Dominic Bareham, senior reporter
Thursday, December 13, 2012
Councillors spoke of their delight after a Norfolk town received initial funding as part of the first stage towards potentially securing £1.5m of lottery funding to regenerate an old part of the town.
Earlier this month, Diss Heritage Partnership received £60,900 of heritage lottery funding to develop plans to improve the Heritage Triangle area of the town in Market Hill and St Nicholas Street, which includes the Corn Hall, museum and St Nicholas Church.
Once the plans have been completed, an application will be made for a full Heritage Lottery grant between August and November 2013 and if the partnership is successful it could receive the rest of the £1,522,300.
The town’s mayor Graham Minshull told a town council meeting on Wednesday he regarded the decision to award initial funding as a boost for the town, adding: “It seems to me that the town is going up and up at the moment.”

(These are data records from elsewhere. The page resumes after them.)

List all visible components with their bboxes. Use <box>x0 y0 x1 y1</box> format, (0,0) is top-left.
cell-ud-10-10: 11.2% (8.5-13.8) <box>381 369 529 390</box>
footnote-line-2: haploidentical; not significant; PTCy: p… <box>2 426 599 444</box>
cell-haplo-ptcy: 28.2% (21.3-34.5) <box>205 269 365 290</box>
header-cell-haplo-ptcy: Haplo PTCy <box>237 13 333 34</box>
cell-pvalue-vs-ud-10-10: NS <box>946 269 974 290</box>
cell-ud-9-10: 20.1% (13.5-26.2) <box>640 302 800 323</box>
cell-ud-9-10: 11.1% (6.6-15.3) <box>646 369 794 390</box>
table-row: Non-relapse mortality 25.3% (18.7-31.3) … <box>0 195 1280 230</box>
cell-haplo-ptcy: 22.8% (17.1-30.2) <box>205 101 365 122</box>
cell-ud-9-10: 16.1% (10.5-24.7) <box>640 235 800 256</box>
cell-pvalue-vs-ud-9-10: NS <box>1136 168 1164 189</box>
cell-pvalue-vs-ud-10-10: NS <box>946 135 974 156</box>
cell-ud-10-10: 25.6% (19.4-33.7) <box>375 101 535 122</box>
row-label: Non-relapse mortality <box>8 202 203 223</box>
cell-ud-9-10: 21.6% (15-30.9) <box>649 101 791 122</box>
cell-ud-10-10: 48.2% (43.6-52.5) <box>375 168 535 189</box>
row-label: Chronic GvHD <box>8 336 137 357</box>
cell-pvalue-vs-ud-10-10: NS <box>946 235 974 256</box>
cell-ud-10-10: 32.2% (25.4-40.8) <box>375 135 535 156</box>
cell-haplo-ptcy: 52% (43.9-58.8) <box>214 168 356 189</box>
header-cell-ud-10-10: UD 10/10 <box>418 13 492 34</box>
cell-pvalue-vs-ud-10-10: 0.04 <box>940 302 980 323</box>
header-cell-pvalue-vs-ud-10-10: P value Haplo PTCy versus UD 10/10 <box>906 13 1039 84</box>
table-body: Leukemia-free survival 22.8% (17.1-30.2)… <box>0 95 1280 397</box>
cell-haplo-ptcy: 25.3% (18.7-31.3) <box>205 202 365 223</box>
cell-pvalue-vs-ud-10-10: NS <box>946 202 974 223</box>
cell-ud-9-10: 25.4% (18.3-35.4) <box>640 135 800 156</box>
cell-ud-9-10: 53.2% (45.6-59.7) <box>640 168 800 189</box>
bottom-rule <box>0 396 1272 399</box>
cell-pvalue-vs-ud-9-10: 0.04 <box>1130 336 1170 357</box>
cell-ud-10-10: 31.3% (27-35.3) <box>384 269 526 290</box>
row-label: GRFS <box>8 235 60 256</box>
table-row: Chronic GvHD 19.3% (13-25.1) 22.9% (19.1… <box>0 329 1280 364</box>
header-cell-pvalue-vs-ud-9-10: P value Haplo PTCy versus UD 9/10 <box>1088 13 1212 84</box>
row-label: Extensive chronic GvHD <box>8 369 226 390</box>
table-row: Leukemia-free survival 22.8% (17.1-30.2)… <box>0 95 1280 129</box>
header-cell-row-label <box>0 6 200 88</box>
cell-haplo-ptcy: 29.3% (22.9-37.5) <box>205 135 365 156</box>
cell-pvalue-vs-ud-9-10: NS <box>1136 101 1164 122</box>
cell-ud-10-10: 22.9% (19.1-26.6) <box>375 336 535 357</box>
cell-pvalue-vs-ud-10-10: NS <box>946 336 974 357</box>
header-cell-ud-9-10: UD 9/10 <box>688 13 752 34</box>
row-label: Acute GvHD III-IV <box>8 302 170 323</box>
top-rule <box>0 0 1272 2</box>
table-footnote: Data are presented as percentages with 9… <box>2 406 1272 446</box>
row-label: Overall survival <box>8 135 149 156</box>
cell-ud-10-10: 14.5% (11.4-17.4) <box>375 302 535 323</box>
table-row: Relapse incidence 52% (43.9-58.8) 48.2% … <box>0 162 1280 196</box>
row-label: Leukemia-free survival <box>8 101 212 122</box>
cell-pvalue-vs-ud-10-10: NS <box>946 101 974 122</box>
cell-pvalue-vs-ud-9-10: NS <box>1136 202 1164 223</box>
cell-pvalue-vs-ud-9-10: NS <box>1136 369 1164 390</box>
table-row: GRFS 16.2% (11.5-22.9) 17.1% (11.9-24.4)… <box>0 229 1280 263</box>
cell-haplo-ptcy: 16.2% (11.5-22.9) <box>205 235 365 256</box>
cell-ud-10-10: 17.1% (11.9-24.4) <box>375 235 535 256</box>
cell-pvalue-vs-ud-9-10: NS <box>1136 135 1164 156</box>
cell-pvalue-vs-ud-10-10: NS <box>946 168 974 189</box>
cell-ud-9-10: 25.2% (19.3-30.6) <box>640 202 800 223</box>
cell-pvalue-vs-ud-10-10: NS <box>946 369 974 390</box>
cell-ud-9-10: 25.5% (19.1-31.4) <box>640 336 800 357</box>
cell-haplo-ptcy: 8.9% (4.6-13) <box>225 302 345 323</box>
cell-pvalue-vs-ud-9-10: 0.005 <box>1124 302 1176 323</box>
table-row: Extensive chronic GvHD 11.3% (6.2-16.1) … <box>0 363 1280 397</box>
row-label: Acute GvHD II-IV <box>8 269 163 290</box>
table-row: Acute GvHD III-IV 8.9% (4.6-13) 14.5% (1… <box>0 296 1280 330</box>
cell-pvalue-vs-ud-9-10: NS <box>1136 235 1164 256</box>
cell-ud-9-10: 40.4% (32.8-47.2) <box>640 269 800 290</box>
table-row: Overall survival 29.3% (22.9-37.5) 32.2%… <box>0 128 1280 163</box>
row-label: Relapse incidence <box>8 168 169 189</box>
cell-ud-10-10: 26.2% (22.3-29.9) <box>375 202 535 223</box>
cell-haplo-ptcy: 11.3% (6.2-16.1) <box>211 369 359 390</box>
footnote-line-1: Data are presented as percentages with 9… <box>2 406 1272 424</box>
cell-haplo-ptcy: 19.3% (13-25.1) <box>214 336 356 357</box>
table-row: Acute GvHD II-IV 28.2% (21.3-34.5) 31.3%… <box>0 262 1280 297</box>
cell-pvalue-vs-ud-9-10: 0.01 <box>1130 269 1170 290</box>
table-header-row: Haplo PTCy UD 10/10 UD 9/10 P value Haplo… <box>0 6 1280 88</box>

Former Diss town councillor Glyn Walden said South Norfolk councillor Martin Wilby, who represents nearby Dickleburgh, had also expressed his delight at the decision.
Councillor Julian Mason also suggested a town councillor should be appointed to work with the partnership to help ease the workload in preparing the plans for the improvements to the Heritage Triangle.
Town clerk Deborah Sarson said she would discuss the suggestion with the partnership.
If all goes to plan, the restored Corn Hall and Heritage Triangle should be completed by mid-2015.
The extensive programme of work at the Corn Hall includes restoring the main hall and council chamber and creating a new foyer and box office. A gallery above will support heritage displays and operate as a resource/study centre in partnership with the museum.
In the old town, street landscaping will create “squares” and areas where visitors can enjoy the Mere and the range of historic buildings in Diss, which will be researched and their stories linked to the development of the town.
Information boards, downloadable digital audio theatre and street performance are also planned, plus opportunities for local people to help with historic research, learn how to maintain heritage buildings, or to work as “explainers” for visitors on open days and at events.